S. Shakthidharan
S. Shakthidharan draws from Tamil-Sri Lankan, South Asian, and Australian pasts to forge new meanings and connections among sprawling and complex histories.
The playwright S. Shakthidharan was born in Sri Lanka and raised in Sydney, Australia, where he currently lives. Shakthidharan is a rare storyteller whose work traverses time and space while remaining anchored in core emotional truths. Inspired by his own family history, he made his theatrical debut with Counting and Cracking (Associate Writer, Eamon Flack) (2019)—an epic three-and-a-half-hour family saga spanning nearly five decades, set across a dozen locations, and featuring a plot twist that leaves audiences amazed at the sheer range of Shakthidharan’s talent. His fourth and latest play, The Wrong Gods (2025), about a mother and daughter in a paradisiacal riverside valley in India, cemented his reputation for skillfully distilling large-scale tragedies into intimate terms.
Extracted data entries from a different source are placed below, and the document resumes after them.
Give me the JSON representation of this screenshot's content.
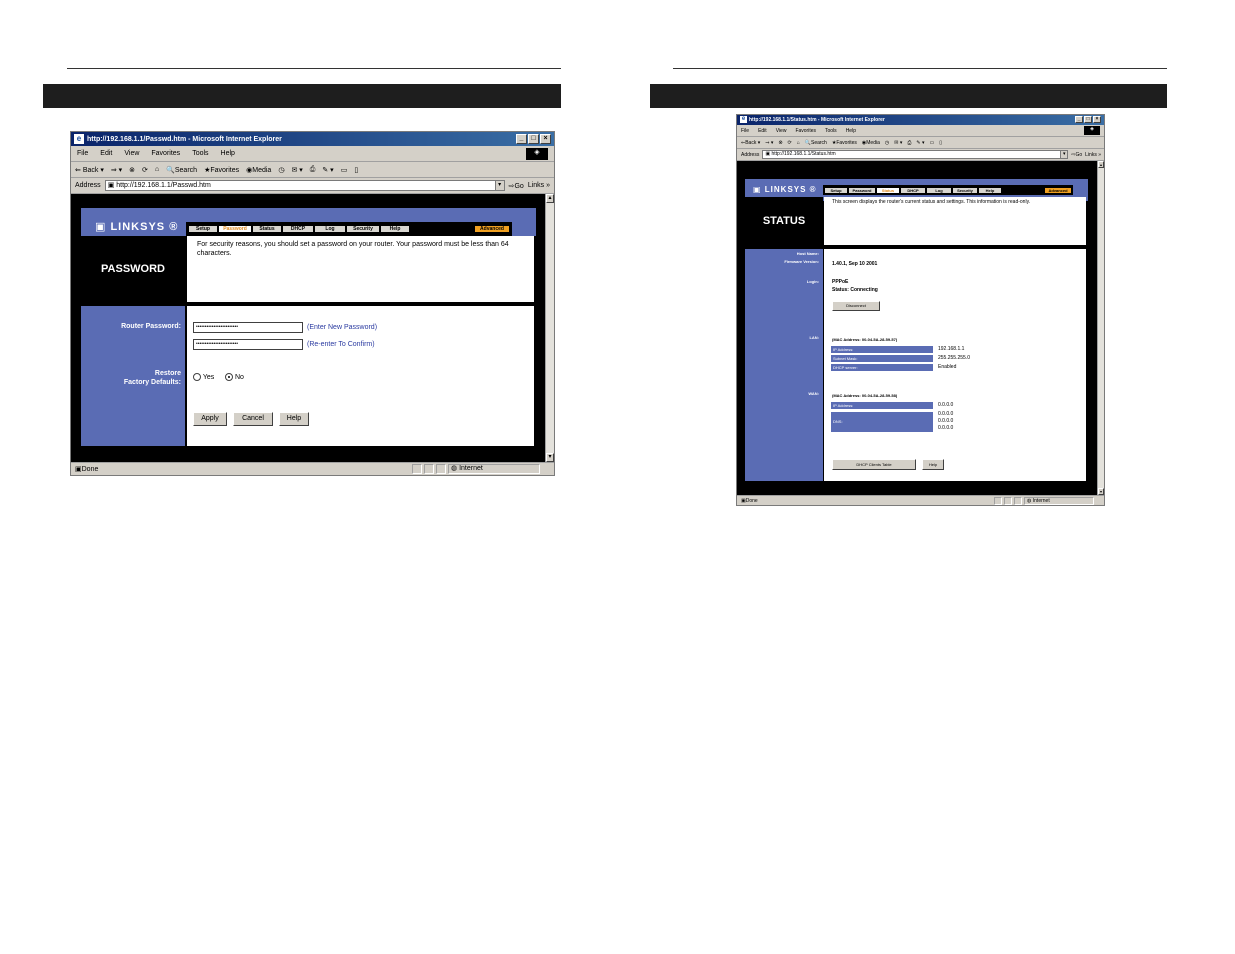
{
  "shot1": {
    "title": "http://192.168.1.1/Passwd.htm - Microsoft Internet Explorer",
    "menu": [
      "File",
      "Edit",
      "View",
      "Favorites",
      "Tools",
      "Help"
    ],
    "toolbar": [
      "Back",
      "Search",
      "Favorites",
      "Media"
    ],
    "address_label": "Address",
    "address": "http://192.168.1.1/Passwd.htm",
    "go": "Go",
    "links": "Links",
    "logo": "LINKSYS",
    "tabs": [
      "Setup",
      "Password",
      "Status",
      "DHCP",
      "Log",
      "Security",
      "Help",
      "Advanced"
    ],
    "page_title": "PASSWORD",
    "description": "For security reasons, you should set a password on your router. Your password must be less than 64 characters.",
    "router_password_label": "Router Password:",
    "password_value": "••••••••••••••••••••••••",
    "confirm_value": "••••••••••••••••••••••••",
    "enter_hint": "(Enter New Password)",
    "confirm_hint": "(Re-enter To Confirm)",
    "restore_label": "Restore",
    "factory_label": "Factory Defaults:",
    "yes": "Yes",
    "no": "No",
    "apply": "Apply",
    "cancel": "Cancel",
    "help": "Help",
    "status": "Done",
    "zone": "Internet"
  },
  "shot2": {
    "title": "http://192.168.1.1/Status.htm - Microsoft Internet Explorer",
    "menu": [
      "File",
      "Edit",
      "View",
      "Favorites",
      "Tools",
      "Help"
    ],
    "toolbar": [
      "Back",
      "Search",
      "Favorites",
      "Media"
    ],
    "address_label": "Address",
    "address": "http://192.168.1.1/Status.htm",
    "go": "Go",
    "links": "Links",
    "logo": "LINKSYS",
    "tabs": [
      "Setup",
      "Password",
      "Status",
      "DHCP",
      "Log",
      "Security",
      "Help",
      "Advanced"
    ],
    "page_title": "STATUS",
    "description": "This screen displays the router's current status and settings. This information is read-only.",
    "host_name_label": "Host Name:",
    "firmware_label": "Firmware Version:",
    "firmware_value": "1.40.1, Sep 10 2001",
    "login_label": "Login:",
    "login_value": "PPPoE",
    "login_status": "Status: Connecting",
    "disconnect": "Disconnect",
    "lan_label": "LAN:",
    "lan_mac": "(MAC Address: 00-04-5A-28-59-57)",
    "lan_rows": [
      {
        "label": "IP Address:",
        "value": "192.168.1.1"
      },
      {
        "label": "Subnet Mask:",
        "value": "255.255.255.0"
      },
      {
        "label": "DHCP server:",
        "value": "Enabled"
      }
    ],
    "wan_label": "WAN:",
    "wan_mac": "(MAC Address: 00-04-5A-28-59-58)",
    "wan_ip_label": "IP Address:",
    "wan_ip_value": "0.0.0.0",
    "dns_label": "DNS:",
    "dns_values": [
      "0.0.0.0",
      "0.0.0.0",
      "0.0.0.0"
    ],
    "dhcp_clients": "DHCP Clients Table",
    "help": "Help",
    "status": "Done",
    "zone": "Internet"
  }
}
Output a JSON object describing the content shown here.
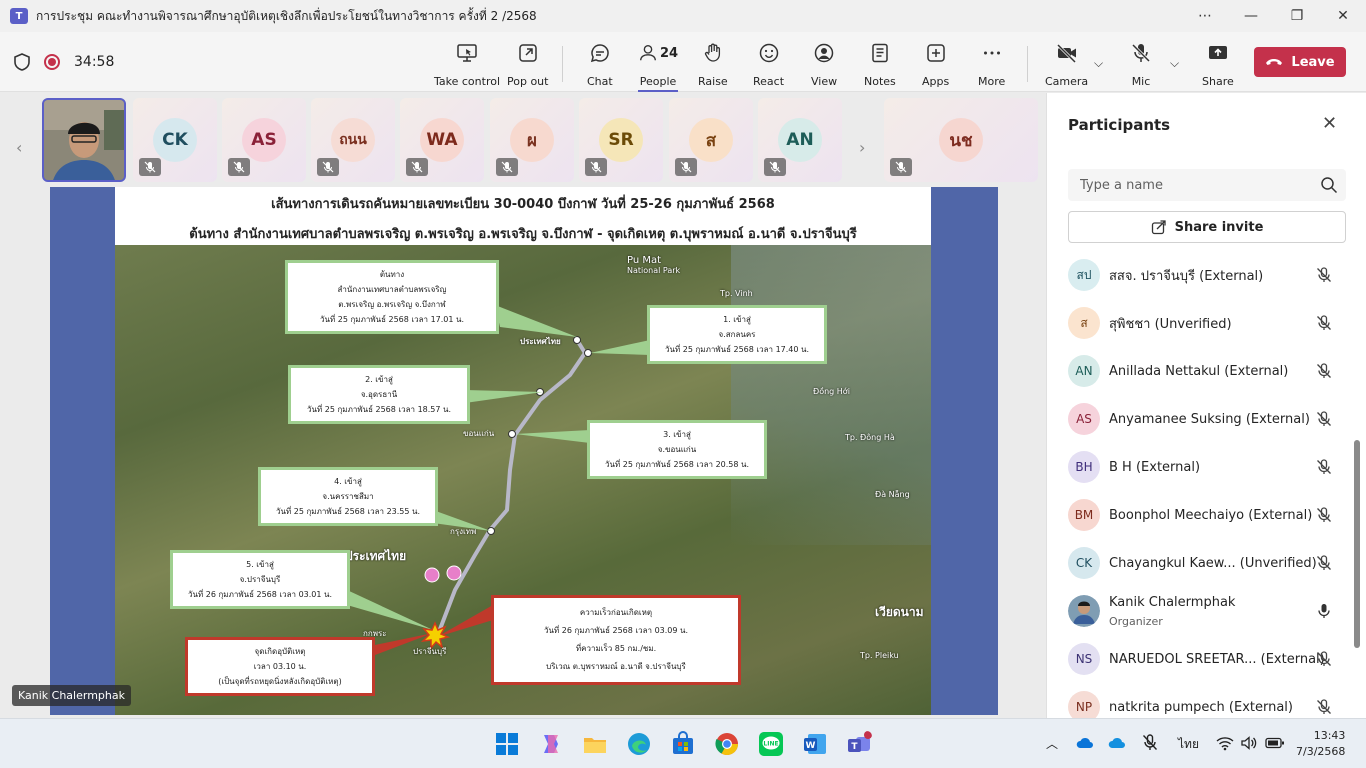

In a tribute to the Narmada Bachao Andolan—an Indian social movement primarily led by women launched in the ’80s to protect people from displacement—most of those involved with the play, from the cast to the production team, are women, including the co-director Hannah Goodwin. Defying local expectations, Shakthidharan brings his whole self—both the Eastern and Western aspects—to his work, opening space for a richer definition of what “Australian theater” can be. Shakthidharan is the recipient of the Green Room Award for Outstanding New Australian Writing (2024) and the Victorian Premier’s Literary Award and Prize for Drama (2020), among other honors.
I am still in shock about this tremendous and utterly surprising news. To be recognized by a global award of this stature is incredibly affirming, and I suspect it will be life changing.